If $f:\mathbb{R}\to \mathbb{R}$ is a measurable function such that $$\int_{[a,b]}f\, dm>0$$ for all interval $[a,b]$ implies $f>0$ almost everywhere.
My attempt so far:
$$A:=\{x\in[a,b]: f(x)<0\} = \bigcup_{n=1}^\infty \{x\in[a,b]:f(x)< \frac{-1}{n} \}$$ If we assume $m(A)>0$, then there exists $m\in \mathbb{N}$ such that $$m(A_n) = m(\{x\in[a,b]:f(x)< \frac{-1}{n} \})>0$$ This implies $$ \int_{A_n}f \,dm \leq \int_{A_n}\frac{-1}{n} \,dm <0$$ But this is not a contradiction because $A_n$ is not a closed interval. Any suggestions?
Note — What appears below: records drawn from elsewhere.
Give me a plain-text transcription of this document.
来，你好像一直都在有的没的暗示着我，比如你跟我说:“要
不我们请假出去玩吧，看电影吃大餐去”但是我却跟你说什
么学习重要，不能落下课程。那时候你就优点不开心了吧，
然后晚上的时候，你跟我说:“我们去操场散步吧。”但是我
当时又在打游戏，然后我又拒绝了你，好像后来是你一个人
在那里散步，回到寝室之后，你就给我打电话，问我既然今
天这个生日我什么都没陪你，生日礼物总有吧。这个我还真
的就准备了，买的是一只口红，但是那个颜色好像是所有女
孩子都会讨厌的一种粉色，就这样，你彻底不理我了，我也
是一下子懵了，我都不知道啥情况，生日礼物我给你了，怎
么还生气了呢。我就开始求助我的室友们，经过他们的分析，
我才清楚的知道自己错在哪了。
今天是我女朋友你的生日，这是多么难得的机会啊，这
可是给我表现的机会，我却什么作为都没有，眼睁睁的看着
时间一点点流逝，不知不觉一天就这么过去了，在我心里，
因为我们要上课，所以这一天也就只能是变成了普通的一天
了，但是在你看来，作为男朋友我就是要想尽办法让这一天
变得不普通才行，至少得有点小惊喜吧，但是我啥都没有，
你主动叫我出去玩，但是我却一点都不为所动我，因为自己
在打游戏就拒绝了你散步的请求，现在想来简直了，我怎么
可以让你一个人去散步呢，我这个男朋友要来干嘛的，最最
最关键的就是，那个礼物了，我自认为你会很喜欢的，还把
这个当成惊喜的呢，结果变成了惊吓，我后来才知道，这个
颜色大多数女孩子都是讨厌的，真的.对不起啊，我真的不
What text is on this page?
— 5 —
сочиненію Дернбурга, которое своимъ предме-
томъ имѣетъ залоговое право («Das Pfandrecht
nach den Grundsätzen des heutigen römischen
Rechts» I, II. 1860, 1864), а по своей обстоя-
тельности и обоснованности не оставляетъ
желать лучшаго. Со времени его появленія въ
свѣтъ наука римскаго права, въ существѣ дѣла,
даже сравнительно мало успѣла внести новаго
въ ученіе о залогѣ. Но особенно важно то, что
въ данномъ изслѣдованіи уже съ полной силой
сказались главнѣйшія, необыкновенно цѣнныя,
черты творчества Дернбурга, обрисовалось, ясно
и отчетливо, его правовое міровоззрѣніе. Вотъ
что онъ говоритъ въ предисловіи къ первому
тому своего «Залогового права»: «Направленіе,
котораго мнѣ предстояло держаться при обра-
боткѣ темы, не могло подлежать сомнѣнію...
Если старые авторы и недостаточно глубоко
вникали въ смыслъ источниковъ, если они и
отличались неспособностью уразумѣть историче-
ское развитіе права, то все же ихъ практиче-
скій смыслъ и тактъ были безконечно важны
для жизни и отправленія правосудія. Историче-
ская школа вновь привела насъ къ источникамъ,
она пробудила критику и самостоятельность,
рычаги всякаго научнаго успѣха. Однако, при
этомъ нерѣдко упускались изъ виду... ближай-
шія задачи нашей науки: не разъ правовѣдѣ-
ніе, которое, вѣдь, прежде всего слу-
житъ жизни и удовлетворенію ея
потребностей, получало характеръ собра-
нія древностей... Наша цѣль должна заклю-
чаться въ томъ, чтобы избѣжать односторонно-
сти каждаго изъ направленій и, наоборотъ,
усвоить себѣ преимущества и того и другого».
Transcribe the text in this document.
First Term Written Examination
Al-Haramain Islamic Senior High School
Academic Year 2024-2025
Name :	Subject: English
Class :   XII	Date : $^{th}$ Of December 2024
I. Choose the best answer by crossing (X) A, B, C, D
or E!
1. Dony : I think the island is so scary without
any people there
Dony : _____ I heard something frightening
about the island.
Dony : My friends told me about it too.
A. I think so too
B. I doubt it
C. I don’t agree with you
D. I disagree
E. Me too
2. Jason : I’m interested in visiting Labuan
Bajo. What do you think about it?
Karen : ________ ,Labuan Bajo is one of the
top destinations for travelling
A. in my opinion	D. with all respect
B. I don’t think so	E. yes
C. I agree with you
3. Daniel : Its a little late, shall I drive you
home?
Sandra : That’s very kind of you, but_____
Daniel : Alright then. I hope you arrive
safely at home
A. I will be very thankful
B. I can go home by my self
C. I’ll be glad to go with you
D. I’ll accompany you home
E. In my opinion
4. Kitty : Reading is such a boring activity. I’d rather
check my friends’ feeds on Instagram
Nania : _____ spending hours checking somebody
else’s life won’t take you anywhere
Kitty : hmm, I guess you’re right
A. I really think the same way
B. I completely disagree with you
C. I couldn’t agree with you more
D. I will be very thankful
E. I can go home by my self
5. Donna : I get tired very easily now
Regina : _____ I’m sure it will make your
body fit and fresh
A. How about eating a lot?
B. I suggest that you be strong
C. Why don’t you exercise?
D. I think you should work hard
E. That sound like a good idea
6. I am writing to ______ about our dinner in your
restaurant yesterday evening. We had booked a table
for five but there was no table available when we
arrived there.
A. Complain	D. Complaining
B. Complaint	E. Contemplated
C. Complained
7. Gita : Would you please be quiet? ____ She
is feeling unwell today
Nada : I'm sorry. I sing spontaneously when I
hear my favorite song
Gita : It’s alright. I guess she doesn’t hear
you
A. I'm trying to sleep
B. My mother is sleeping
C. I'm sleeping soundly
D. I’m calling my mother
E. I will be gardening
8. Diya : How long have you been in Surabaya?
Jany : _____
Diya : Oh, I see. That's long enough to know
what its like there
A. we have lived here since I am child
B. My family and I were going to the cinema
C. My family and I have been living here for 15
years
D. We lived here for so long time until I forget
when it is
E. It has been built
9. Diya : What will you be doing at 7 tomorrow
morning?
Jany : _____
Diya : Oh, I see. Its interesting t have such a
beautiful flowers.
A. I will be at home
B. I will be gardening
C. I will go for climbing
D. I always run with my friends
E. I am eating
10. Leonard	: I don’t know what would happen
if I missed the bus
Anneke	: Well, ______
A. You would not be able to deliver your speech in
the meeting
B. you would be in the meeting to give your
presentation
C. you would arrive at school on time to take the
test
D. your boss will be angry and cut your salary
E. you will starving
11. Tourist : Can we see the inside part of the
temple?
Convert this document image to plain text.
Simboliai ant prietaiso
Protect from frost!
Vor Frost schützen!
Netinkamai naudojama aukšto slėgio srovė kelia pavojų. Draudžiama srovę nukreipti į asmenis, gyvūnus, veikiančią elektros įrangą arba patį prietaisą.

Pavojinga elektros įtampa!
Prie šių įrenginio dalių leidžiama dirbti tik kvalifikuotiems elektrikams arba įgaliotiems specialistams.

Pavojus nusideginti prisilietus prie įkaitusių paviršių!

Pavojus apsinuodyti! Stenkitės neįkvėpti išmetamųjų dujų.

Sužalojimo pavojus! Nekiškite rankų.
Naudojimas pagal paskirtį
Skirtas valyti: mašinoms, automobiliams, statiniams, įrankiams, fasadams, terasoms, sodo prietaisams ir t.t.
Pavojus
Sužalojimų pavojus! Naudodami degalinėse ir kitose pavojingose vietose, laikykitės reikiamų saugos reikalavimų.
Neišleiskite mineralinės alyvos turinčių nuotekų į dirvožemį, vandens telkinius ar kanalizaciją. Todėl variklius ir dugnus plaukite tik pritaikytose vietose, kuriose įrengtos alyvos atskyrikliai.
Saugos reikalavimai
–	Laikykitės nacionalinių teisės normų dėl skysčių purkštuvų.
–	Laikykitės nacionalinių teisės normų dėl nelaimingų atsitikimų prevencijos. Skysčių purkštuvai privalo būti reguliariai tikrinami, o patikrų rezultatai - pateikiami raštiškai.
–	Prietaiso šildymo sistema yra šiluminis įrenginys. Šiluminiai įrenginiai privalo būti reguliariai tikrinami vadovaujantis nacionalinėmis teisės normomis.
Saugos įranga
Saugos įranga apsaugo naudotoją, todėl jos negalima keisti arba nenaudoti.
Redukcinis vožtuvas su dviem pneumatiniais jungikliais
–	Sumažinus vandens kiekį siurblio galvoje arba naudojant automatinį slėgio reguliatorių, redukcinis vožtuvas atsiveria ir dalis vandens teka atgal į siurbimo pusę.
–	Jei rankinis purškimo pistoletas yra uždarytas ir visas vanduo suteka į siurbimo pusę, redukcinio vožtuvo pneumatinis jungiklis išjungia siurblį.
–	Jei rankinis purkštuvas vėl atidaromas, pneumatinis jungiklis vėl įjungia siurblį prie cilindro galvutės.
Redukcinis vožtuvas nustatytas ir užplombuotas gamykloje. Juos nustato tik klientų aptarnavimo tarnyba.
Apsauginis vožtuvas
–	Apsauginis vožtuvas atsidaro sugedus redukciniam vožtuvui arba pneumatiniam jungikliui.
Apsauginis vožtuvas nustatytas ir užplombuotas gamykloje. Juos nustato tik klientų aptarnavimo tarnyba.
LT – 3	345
Let $\mu$ be a set function defined on the Lebesgue measurable sets that $\mu(A)=\displaystyle\int_{A}fdm$, then $\mu(A)>0$ for any finite interval. Let $\lambda$ be the restriction of $\mu$ to finite open intervals. Then the Caratheodory extension $\lambda^{\ast}=\mu$ on finite open intervals, so they agree on the sigma algebra generated by finite open intervals, which is essentially the Borel sets. So $\mu(B)=\lambda^{\ast}(B)>0$ for any Borel set. For Lebesgue measurable set $S$, write $S=B\cup N$ with null set $N$, and now we have $\mu(S)=\mu(B)>0$.